All our needs during this time were unconditionally satisfied. So we already stored music in the womb as something regulating and calming, as something linked to safety, security and connection. This is why it is so helpful to sing lullabies, soothing songs, or simply songs to cheer up babies and children. Because we need security and safety to sleep, because we can’t regulate ourselves yet and a calming song is just the right thing to do then, and because we can feel the bond with our parents and fellow human beings very well with funny songs.
This so early knowledge about the effect of music on us is in all of us!

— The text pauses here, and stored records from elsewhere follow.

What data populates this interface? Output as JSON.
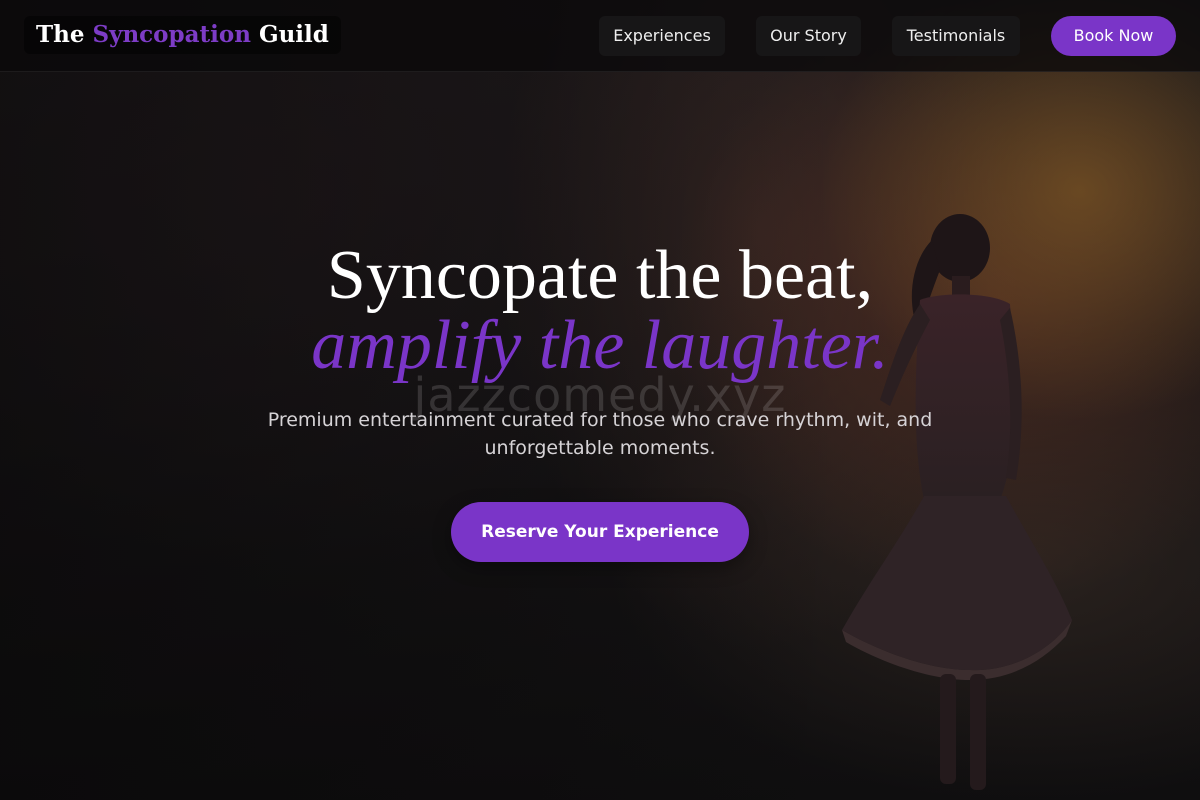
{
  "colors": {
    "accent": "#7a35c8",
    "nav_button_bg": "#171617",
    "text_light": "#d6d3d6",
    "background": "#0d0c0d"
  },
  "navbar": {
    "logo": {
      "part1": "The ",
      "part2": "Syncopation",
      "part3": " Guild"
    },
    "links": [
      {
        "label": "Experiences"
      },
      {
        "label": "Our Story"
      },
      {
        "label": "Testimonials"
      }
    ],
    "book_button": "Book Now"
  },
  "hero": {
    "headline_line1": "Syncopate the beat,",
    "headline_line2": "amplify the laughter.",
    "watermark": "jazzcomedy.xyz",
    "subtext": "Premium entertainment curated for those who crave rhythm, wit, and unforgettable moments.",
    "cta_button": "Reserve Your Experience"
  }
}
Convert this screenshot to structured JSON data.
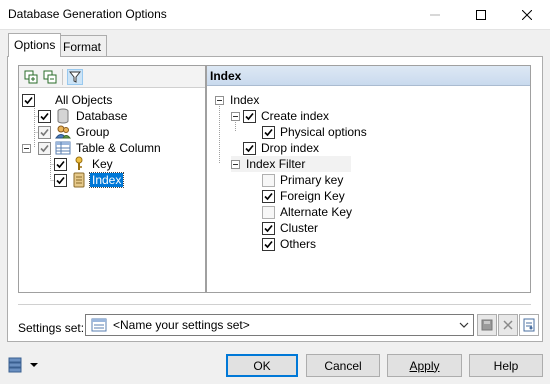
{
  "window": {
    "title": "Database Generation Options",
    "min_icon": "minimize-icon",
    "max_icon": "maximize-icon",
    "close_icon": "close-icon"
  },
  "tabs": [
    {
      "label": "Options",
      "active": true
    },
    {
      "label": "Format",
      "active": false
    }
  ],
  "left_tree": {
    "toolbar_icons": [
      "expand-all-icon",
      "collapse-all-icon",
      "filter-icon"
    ],
    "items": [
      {
        "label": "All Objects",
        "checked": true
      },
      {
        "label": "Database",
        "checked": true,
        "icon": "database-icon"
      },
      {
        "label": "Group",
        "checked": true,
        "partial": true,
        "icon": "group-icon"
      },
      {
        "label": "Table & Column",
        "checked": true,
        "partial": true,
        "icon": "table-icon"
      },
      {
        "label": "Key",
        "checked": true,
        "icon": "key-icon"
      },
      {
        "label": "Index",
        "checked": true,
        "selected": true,
        "icon": "index-icon"
      }
    ]
  },
  "right_pane": {
    "header": "Index",
    "items": [
      {
        "label": "Index",
        "type": "group"
      },
      {
        "label": "Create index",
        "checked": true
      },
      {
        "label": "Physical options",
        "checked": true
      },
      {
        "label": "Drop index",
        "checked": true
      },
      {
        "label": "Index Filter",
        "type": "group"
      },
      {
        "label": "Primary key",
        "checked": false
      },
      {
        "label": "Foreign Key",
        "checked": true
      },
      {
        "label": "Alternate Key",
        "checked": false
      },
      {
        "label": "Cluster",
        "checked": true
      },
      {
        "label": "Others",
        "checked": true
      }
    ]
  },
  "settings": {
    "label": "Settings set:",
    "value": "<Name your settings set>"
  },
  "buttons": {
    "ok": "OK",
    "cancel": "Cancel",
    "apply": "Apply",
    "help": "Help"
  },
  "colors": {
    "selection": "#0078d7",
    "header_gradient_top": "#dde8f4",
    "header_gradient_bottom": "#c9daee"
  }
}
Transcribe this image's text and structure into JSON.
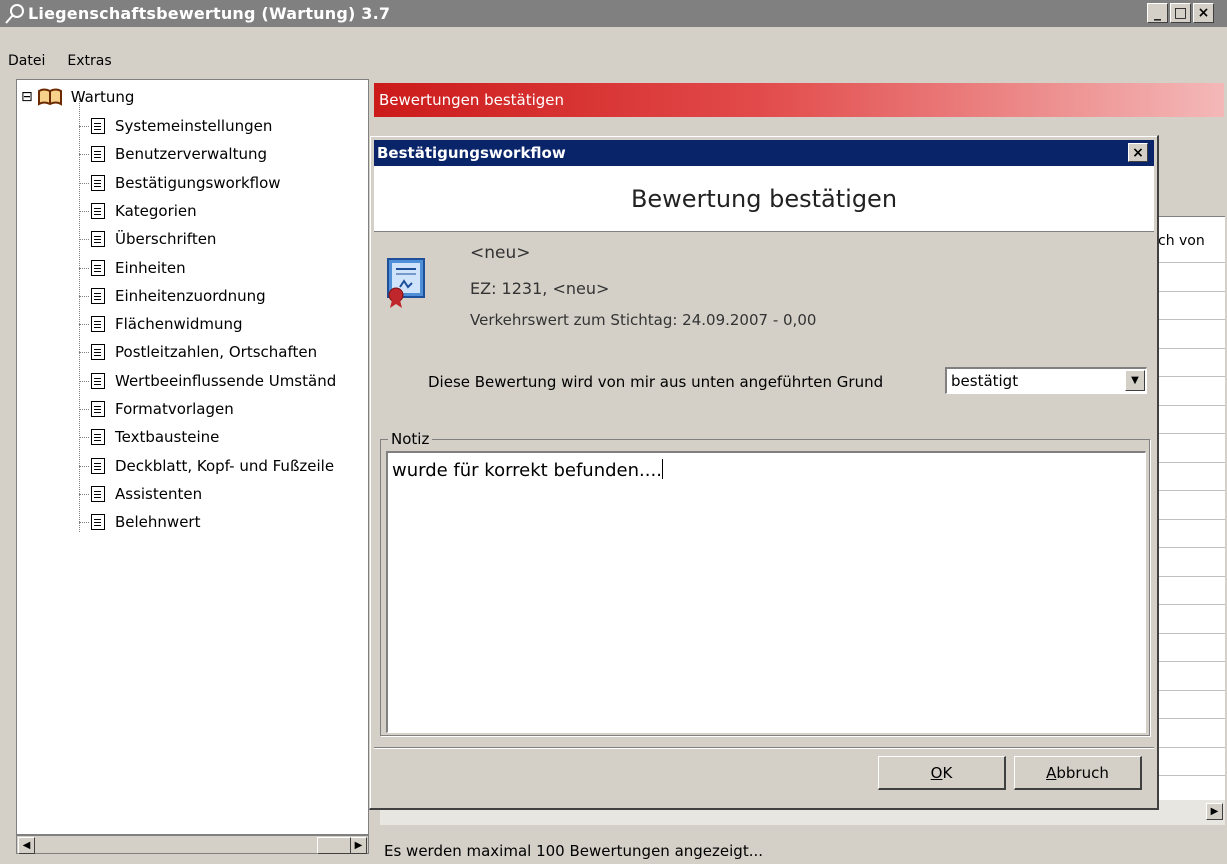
{
  "window": {
    "title": "Liegenschaftsbewertung (Wartung) 3.7",
    "minimize_label": "_",
    "maximize_label": "□",
    "close_label": "×"
  },
  "menu": {
    "items": [
      "Datei",
      "Extras"
    ]
  },
  "tree": {
    "root": "Wartung",
    "root_toggle": "⊟",
    "children": [
      "Systemeinstellungen",
      "Benutzerverwaltung",
      "Bestätigungsworkflow",
      "Kategorien",
      "Überschriften",
      "Einheiten",
      "Einheitenzuordnung",
      "Flächenwidmung",
      "Postleitzahlen, Ortschaften",
      "Wertbeeinflussende Umständ",
      "Formatvorlagen",
      "Textbausteine",
      "Deckblatt, Kopf- und Fußzeile",
      "Assistenten",
      "Belehnwert"
    ]
  },
  "main": {
    "header": "Bewertungen bestätigen",
    "grid_cell": "ch von",
    "status": "Es werden maximal 100 Bewertungen angezeigt..."
  },
  "dialog": {
    "title": "Bestätigungsworkflow",
    "close_label": "×",
    "banner": "Bewertung bestätigen",
    "entity_name": "<neu>",
    "ez_line": "EZ: 1231, <neu>",
    "verkehrswert": "Verkehrswert zum Stichtag: 24.09.2007 - 0,00",
    "reason_label": "Diese Bewertung wird von mir aus unten angeführten Grund",
    "reason_value": "bestätigt",
    "notiz_label": "Notiz",
    "notiz_value": "wurde für korrekt befunden....",
    "ok_label": "OK",
    "ok_accel": "O",
    "ok_rest": "K",
    "cancel_accel": "A",
    "cancel_rest": "bbruch"
  },
  "icons": {
    "app": "magnifier-key-icon",
    "root": "open-book-icon",
    "node": "document-icon",
    "certificate": "certificate-icon"
  }
}
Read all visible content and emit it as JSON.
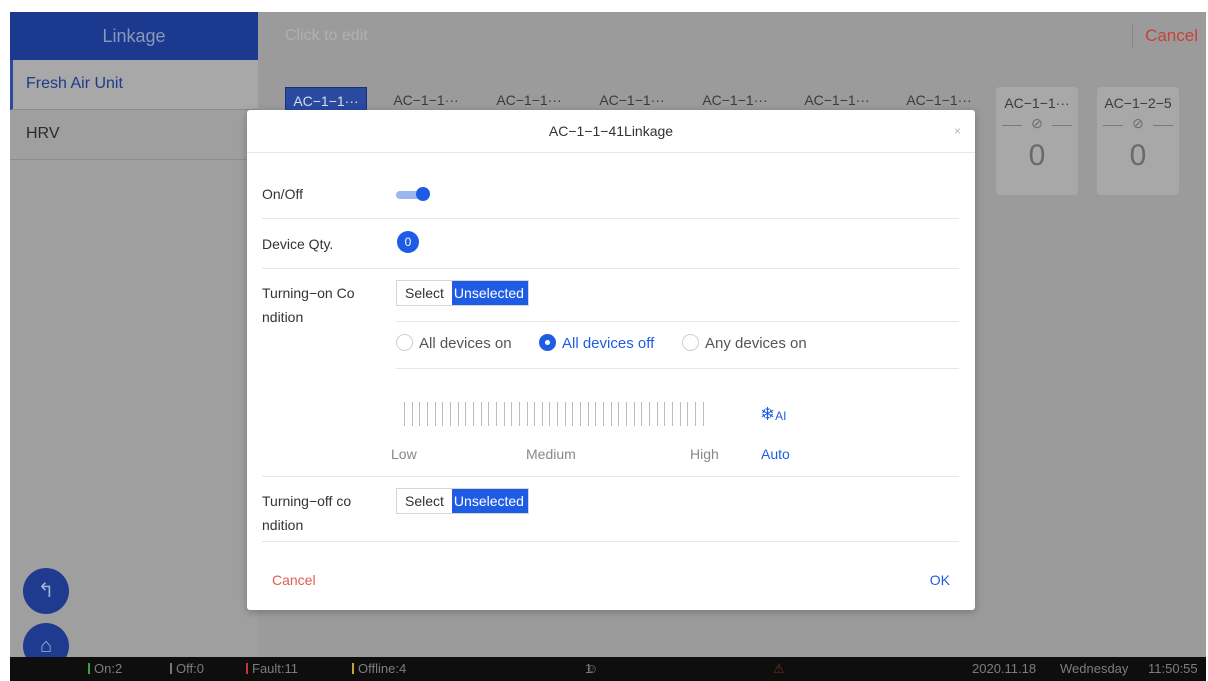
{
  "topbar": {
    "title": "Linkage",
    "edit_placeholder": "Click to edit",
    "cancel": "Cancel"
  },
  "sidebar": {
    "items": [
      {
        "label": "Fresh Air Unit",
        "active": true
      },
      {
        "label": "HRV",
        "active": false
      }
    ]
  },
  "tabs": [
    "AC−1−1···",
    "AC−1−1···",
    "AC−1−1···",
    "AC−1−1···",
    "AC−1−1···",
    "AC−1−1···",
    "AC−1−1···"
  ],
  "tiles": [
    {
      "label": "AC−1−1···",
      "value": "0"
    },
    {
      "label": "AC−1−2−5",
      "value": "0"
    }
  ],
  "statusbar": {
    "on": "On:2",
    "off": "Off:0",
    "fault": "Fault:11",
    "offline": "Offline:4",
    "users": "1",
    "date": "2020.11.18",
    "weekday": "Wednesday",
    "time": "11:50:55"
  },
  "modal": {
    "title": "AC−1−1−41Linkage",
    "close": "×",
    "onoff_label": "On/Off",
    "onoff_value": true,
    "qty_label": "Device Qty.",
    "qty_value": "0",
    "turn_on_label_1": "Turning−on Co",
    "turn_on_label_2": "ndition",
    "turn_off_label_1": "Turning−off co",
    "turn_off_label_2": "ndition",
    "select": "Select",
    "unselected": "Unselected",
    "radios": [
      "All devices on",
      "All devices off",
      "Any devices on"
    ],
    "radio_selected": "All devices off",
    "fan_levels": {
      "low": "Low",
      "medium": "Medium",
      "high": "High",
      "auto": "Auto"
    },
    "cancel": "Cancel",
    "ok": "OK"
  },
  "colors": {
    "accent": "#1e5ce6",
    "danger": "#e05c4e"
  }
}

This imprint also explains the effect of film music on us, which lets us enter even more into the dramaturgy of the film and awakens in us our own feelings.
And it is also the reason why I don’t know any person – and I claim that there is no one at all – who doesn’t like music in some way.
Everything we associate with musicality is what we have been taught about music in our respective cultures.
From this often arises this insecurity or the assertion (belief): I am unmusical. The judgment by teachers and fellow men on musical performances, which often goes along with great overcoming, put exactly such sentences into our head and unfortunately remain stuck there for a long time. Who likes to overcome himself again when he has experienced a disappointment or injury?
What is considered harmonious and disharmonious in our upbringing – has nothing to do with the musicality that can emerge from you and is not at all a prerequisite for music therapy accompaniment.
I can only recommend to anyone who believes they are not musical to do it again and again. Anything that feels good to you in the process is good!


Yes, and what about all the excellent musicians, they seem to be more musical than others, don’t they?

These musicians have used their musical potential, i.e. what we were all born with, more than others. Everything needs its time and practice and the necessary interest.